What is drug repurposing?
Drug repurposing, also known as drug repositioning, is the process of finding new uses for old or existing drugs. Researchers take a drug that’s already been approved to treat one patient population and investigate via clinical trials if it can be an effective and safe treatment for another condition entirely. Drug repurposing is a lot like recycling and has become the cheaper and faster way to bring treatments to market, especially for those living with rare and ultra-rare diseases!
What are the benefits of drug repurposing?
Besides being a cheaper and faster way to deliver treatments to patients, drug repurposing also provides the following benefits:
- It removes the need for de novo (“new”) drug discovery and candidate synthesis, the process of identifying a drug with a strong therapeutic potential pre-clinical trial, since the compound being repurposed already exists.
- Researchers already know how the drug will enter, move through and exit the body, which makes the drug’s absorption, distribution, breakdown and excretion no mystery to those studying it. This upfront knowledge allows researchers to save time, money and resources by only screening a few vs. thousands of candidates before a clinical trial.

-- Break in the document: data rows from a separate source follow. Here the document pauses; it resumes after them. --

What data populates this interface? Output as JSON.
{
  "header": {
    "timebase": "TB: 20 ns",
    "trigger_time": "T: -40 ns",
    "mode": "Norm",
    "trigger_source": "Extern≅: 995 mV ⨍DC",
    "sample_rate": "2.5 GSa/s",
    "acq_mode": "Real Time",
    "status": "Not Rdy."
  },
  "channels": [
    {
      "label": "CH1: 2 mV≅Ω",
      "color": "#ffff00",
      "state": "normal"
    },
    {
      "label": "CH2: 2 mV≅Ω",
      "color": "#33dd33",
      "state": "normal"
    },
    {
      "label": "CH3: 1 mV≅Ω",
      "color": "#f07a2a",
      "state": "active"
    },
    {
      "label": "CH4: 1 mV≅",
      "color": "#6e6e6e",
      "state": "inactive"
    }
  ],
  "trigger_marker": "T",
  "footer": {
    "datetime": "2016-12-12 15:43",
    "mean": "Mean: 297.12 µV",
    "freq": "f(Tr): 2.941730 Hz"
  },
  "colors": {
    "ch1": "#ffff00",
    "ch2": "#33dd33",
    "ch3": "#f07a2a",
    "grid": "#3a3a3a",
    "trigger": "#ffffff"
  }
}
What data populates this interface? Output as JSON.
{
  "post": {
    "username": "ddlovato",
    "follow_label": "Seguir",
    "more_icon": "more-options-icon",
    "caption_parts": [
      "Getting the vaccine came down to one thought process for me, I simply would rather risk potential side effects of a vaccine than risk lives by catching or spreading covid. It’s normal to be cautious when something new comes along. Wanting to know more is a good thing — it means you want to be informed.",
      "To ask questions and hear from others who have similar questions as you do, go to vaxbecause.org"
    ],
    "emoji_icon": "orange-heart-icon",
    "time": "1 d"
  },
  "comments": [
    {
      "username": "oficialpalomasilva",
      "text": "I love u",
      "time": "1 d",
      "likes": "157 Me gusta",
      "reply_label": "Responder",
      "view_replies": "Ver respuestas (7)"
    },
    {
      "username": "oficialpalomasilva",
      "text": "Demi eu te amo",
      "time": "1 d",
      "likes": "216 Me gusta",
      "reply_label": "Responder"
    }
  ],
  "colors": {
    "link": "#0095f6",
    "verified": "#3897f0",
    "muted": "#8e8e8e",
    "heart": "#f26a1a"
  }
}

- Since the drug in question has already been used in a variety of different age groups and body types, the drug’s safety profile is well understood. This speeds up the drug development process for researchers because they can conduct a reduced safety trial before working to determine the proper dosage.
- Drug repurposing has a high likelihood of success and progressing to the market faster than drugs which have been developed from scratch using the de novo method.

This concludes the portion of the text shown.